Différents articles concernant les difficultés financières de la ville de Glendale parus hier montrent sans l’ombre d’un doute que le conseil de ville de Glendale a fait son choix : il investira dans le sport en dépit du gouffre financier dans lequel se trouve la ville.

Harry Bradford du Huffington Post rapporte (http://www.huffingtonpost.com/2012/06/26/glendale-arizona-phoenix-coyotes-debt-collateral_n_1627986.html) notamment que la majorité des conseillers municipaux de la municipalité sont arrivés à la conclusion que la ville de Glendale ne pouvait se permettre de laisser filer les Coyotes après avoir investi 25 millions par année en frais de gestion des installations sportives depuis la déconfiture et la faillite de l’ancien propriétaire de l’équipe Jerry Moyes.

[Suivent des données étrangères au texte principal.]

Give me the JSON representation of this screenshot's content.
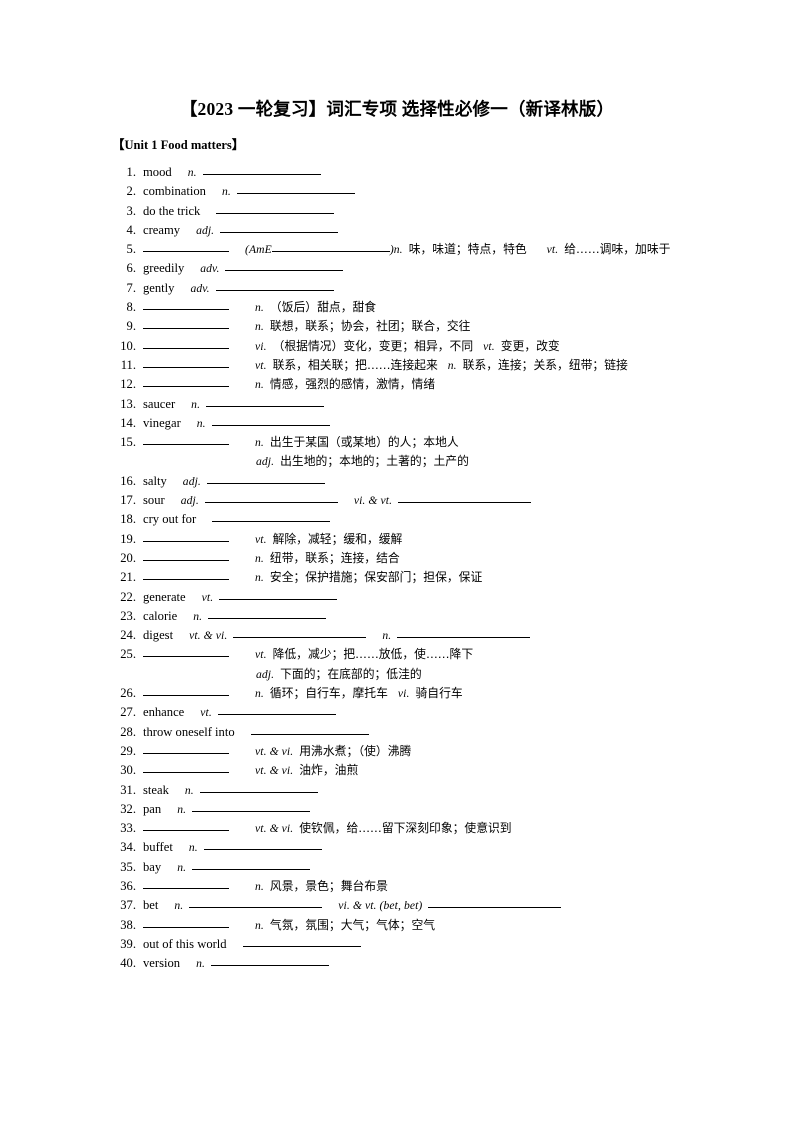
{
  "document": {
    "title": "【2023 一轮复习】词汇专项 选择性必修一（新译林版）",
    "unit_heading": "【Unit 1 Food matters】"
  },
  "entries": [
    {
      "num": "1.",
      "word": "mood",
      "pos1": "n.",
      "blank1": "md"
    },
    {
      "num": "2.",
      "word": "combination",
      "pos1": "n.",
      "blank1": "md"
    },
    {
      "num": "3.",
      "word": "do the trick",
      "pos1": "",
      "blank1": "md"
    },
    {
      "num": "4.",
      "word": "creamy",
      "pos1": "adj.",
      "blank1": "md"
    },
    {
      "num": "5.",
      "word": "",
      "pos1": "",
      "blank1": "sm",
      "extra": "(AmE",
      "extra_blank": "md",
      "extra_close": ")",
      "pos2": "n.",
      "cn2": "味，味道；特点，特色",
      "pos3": "vt.",
      "cn3": "给……调味，加味于"
    },
    {
      "num": "6.",
      "word": "greedily",
      "pos1": "adv.",
      "blank1": "md"
    },
    {
      "num": "7.",
      "word": "gently",
      "pos1": "adv.",
      "blank1": "md"
    },
    {
      "num": "8.",
      "word": "",
      "pos1": "n.",
      "blank1": "sm",
      "cn1": "（饭后）甜点，甜食"
    },
    {
      "num": "9.",
      "word": "",
      "pos1": "n.",
      "blank1": "sm",
      "cn1": "联想，联系；协会，社团；联合，交往"
    },
    {
      "num": "10.",
      "word": "",
      "pos1": "vi.",
      "blank1": "sm",
      "cn1": "（根据情况）变化，变更；相异，不同",
      "pos3": "vt.",
      "cn3": "变更，改变"
    },
    {
      "num": "11.",
      "word": "",
      "pos1": "vt.",
      "blank1": "sm",
      "cn1": "联系，相关联；把……连接起来",
      "pos3": "n.",
      "cn3": "联系，连接；关系，纽带；链接"
    },
    {
      "num": "12.",
      "word": "",
      "pos1": "n.",
      "blank1": "sm",
      "cn1": "情感，强烈的感情，激情，情绪"
    },
    {
      "num": "13.",
      "word": "saucer",
      "pos1": "n.",
      "blank1": "md"
    },
    {
      "num": "14.",
      "word": "vinegar",
      "pos1": "n.",
      "blank1": "md"
    },
    {
      "num": "15.",
      "word": "",
      "pos1": "n.",
      "blank1": "sm",
      "cn1": "出生于某国（或某地）的人；本地人",
      "sub_pos": "adj.",
      "sub_cn": "出生地的；本地的；土著的；土产的"
    },
    {
      "num": "16.",
      "word": "salty",
      "pos1": "adj.",
      "blank1": "md"
    },
    {
      "num": "17.",
      "word": "sour",
      "pos1": "adj.",
      "blank1": "lg",
      "pos2b": "vi. & vt.",
      "blank2": "lg"
    },
    {
      "num": "18.",
      "word": "cry out for",
      "pos1": "",
      "blank1": "md"
    },
    {
      "num": "19.",
      "word": "",
      "pos1": "vt.",
      "blank1": "sm",
      "cn1": "解除，减轻；缓和，缓解"
    },
    {
      "num": "20.",
      "word": "",
      "pos1": "n.",
      "blank1": "sm",
      "cn1": "纽带，联系；连接，结合"
    },
    {
      "num": "21.",
      "word": "",
      "pos1": "n.",
      "blank1": "sm",
      "cn1": "安全；保护措施；保安部门；担保，保证"
    },
    {
      "num": "22.",
      "word": "generate",
      "pos1": "vt.",
      "blank1": "md"
    },
    {
      "num": "23.",
      "word": "calorie",
      "pos1": "n.",
      "blank1": "md"
    },
    {
      "num": "24.",
      "word": "digest",
      "pos1": "vt. & vi.",
      "blank1": "lg",
      "pos2b": "n.",
      "blank2": "lg"
    },
    {
      "num": "25.",
      "word": "",
      "pos1": "vt.",
      "blank1": "sm",
      "cn1": "降低，减少；把……放低，使……降下",
      "sub_pos": "adj.",
      "sub_cn": "下面的；在底部的；低洼的"
    },
    {
      "num": "26.",
      "word": "",
      "pos1": "n.",
      "blank1": "sm",
      "cn1": "循环；自行车，摩托车",
      "pos3": "vi.",
      "cn3": "骑自行车"
    },
    {
      "num": "27.",
      "word": "enhance",
      "pos1": "vt.",
      "blank1": "md"
    },
    {
      "num": "28.",
      "word": "throw oneself into",
      "pos1": "",
      "blank1": "md"
    },
    {
      "num": "29.",
      "word": "",
      "pos1": "vt. & vi.",
      "blank1": "sm",
      "cn1": "用沸水煮；（使）沸腾"
    },
    {
      "num": "30.",
      "word": "",
      "pos1": "vt. & vi.",
      "blank1": "sm",
      "cn1": "油炸，油煎"
    },
    {
      "num": "31.",
      "word": "steak",
      "pos1": "n.",
      "blank1": "md"
    },
    {
      "num": "32.",
      "word": "pan",
      "pos1": "n.",
      "blank1": "md"
    },
    {
      "num": "33.",
      "word": "",
      "pos1": "vt. & vi.",
      "blank1": "sm",
      "cn1": "使钦佩，给……留下深刻印象；使意识到"
    },
    {
      "num": "34.",
      "word": "buffet",
      "pos1": "n.",
      "blank1": "md"
    },
    {
      "num": "35.",
      "word": "bay",
      "pos1": "n.",
      "blank1": "md"
    },
    {
      "num": "36.",
      "word": "",
      "pos1": "n.",
      "blank1": "sm",
      "cn1": "风景，景色；舞台布景"
    },
    {
      "num": "37.",
      "word": "bet",
      "pos1": "n.",
      "blank1": "lg",
      "pos2b": "vi. & vt. (bet, bet)",
      "blank2": "lg"
    },
    {
      "num": "38.",
      "word": "",
      "pos1": "n.",
      "blank1": "sm",
      "cn1": "气氛，氛围；大气；气体；空气"
    },
    {
      "num": "39.",
      "word": "out of this world",
      "pos1": "",
      "blank1": "md"
    },
    {
      "num": "40.",
      "word": "version",
      "pos1": "n.",
      "blank1": "md"
    }
  ]
}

« Glendale could choose to abandon the Coyotes or try to sell the team off to another city, but a sale could cost the town even further. So despite the costs incurred so far to keep the team, some city council members think it’s worth sticking with the franchise »

Cependant, la municipalité croule sous une dette qui prend de l’ampleur, à un point tel, toujours selon Bradford qui cite The Arizona Republic, que Glendale pourrait devoir offrir en garantie de capitalisation de son financement, son Hôtel de ville et son poste de police!

« One struggling city is willing to go to extreme lengths to keep its hockey team.

The Glendale, Ariz., city council is even considering offering up its city hall and main police station — a $41 million value — as one possible solution to pay off the city’s heaping sports-related debt, according to the Arizona Republic News »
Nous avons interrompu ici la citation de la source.